Catherine gave a low cry, and was suddenly clinging to him so desperately that he had to laugh.
“Fond little faint-heart!” he chided. “I do not credit a word the fellow says; and neither, I should imagine, will any other sane person. All the conceited hypocrite wants is publicity.”
Touched by her concern he bent and kissed her affectionately before joining James and his cousin Rupert for a game of pell-mell, and after he had gone Catherine sat there for a long time without stirring. It was pleasant in the June sunshine and she was thinking back over the years since she had known him. Thinking of his infidelities, of her anguishes and her jealousies — and of how these things had somehow come to matter less. She had long ago come to realize that all he knew of real loving was reserved for his family and friends. And slowly, prayerfully, patiently she had put herself within the circle of both. Never, she knew now, would she possess the long yearned for joy of his undivided passion. But at times she was almost resigned to this unspeakable loss. For as the hot urgency of passion dimmed in each of them a sense of fixed security was growing in its place. If she missed the ecstasy, she had at least won a finely tempered affection which she felt sure would outlast the years.

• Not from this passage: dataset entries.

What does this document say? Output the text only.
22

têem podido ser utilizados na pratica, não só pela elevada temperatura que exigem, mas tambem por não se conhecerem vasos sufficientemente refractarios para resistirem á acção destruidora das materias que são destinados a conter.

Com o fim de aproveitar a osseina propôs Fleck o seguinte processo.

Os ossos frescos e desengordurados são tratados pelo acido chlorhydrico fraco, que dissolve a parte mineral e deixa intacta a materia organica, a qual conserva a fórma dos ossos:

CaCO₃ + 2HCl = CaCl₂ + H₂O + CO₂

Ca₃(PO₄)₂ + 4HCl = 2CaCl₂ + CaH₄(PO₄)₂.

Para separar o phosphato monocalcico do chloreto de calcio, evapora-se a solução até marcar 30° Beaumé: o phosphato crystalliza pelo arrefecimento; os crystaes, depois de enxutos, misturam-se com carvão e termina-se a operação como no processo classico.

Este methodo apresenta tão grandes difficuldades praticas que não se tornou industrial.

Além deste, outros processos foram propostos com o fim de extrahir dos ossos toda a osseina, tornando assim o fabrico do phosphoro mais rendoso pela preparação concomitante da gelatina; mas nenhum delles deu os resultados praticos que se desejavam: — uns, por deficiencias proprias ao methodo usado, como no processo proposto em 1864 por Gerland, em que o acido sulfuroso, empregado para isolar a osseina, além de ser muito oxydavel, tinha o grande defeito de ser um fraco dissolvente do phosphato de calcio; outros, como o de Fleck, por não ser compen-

She came back to the sunlit garden and the present with a half regretful sigh. “You were right, Maria,” she admitted, as if concluding some previous argument.
“Right about what, minha cara?” quavered Maria, waking abruptly.
“About marriage.”
But the old Countess’s vivid memory was beginning to fade at last.
“That the ardent beginning is by no means the whole of it,” Catherine reminded her.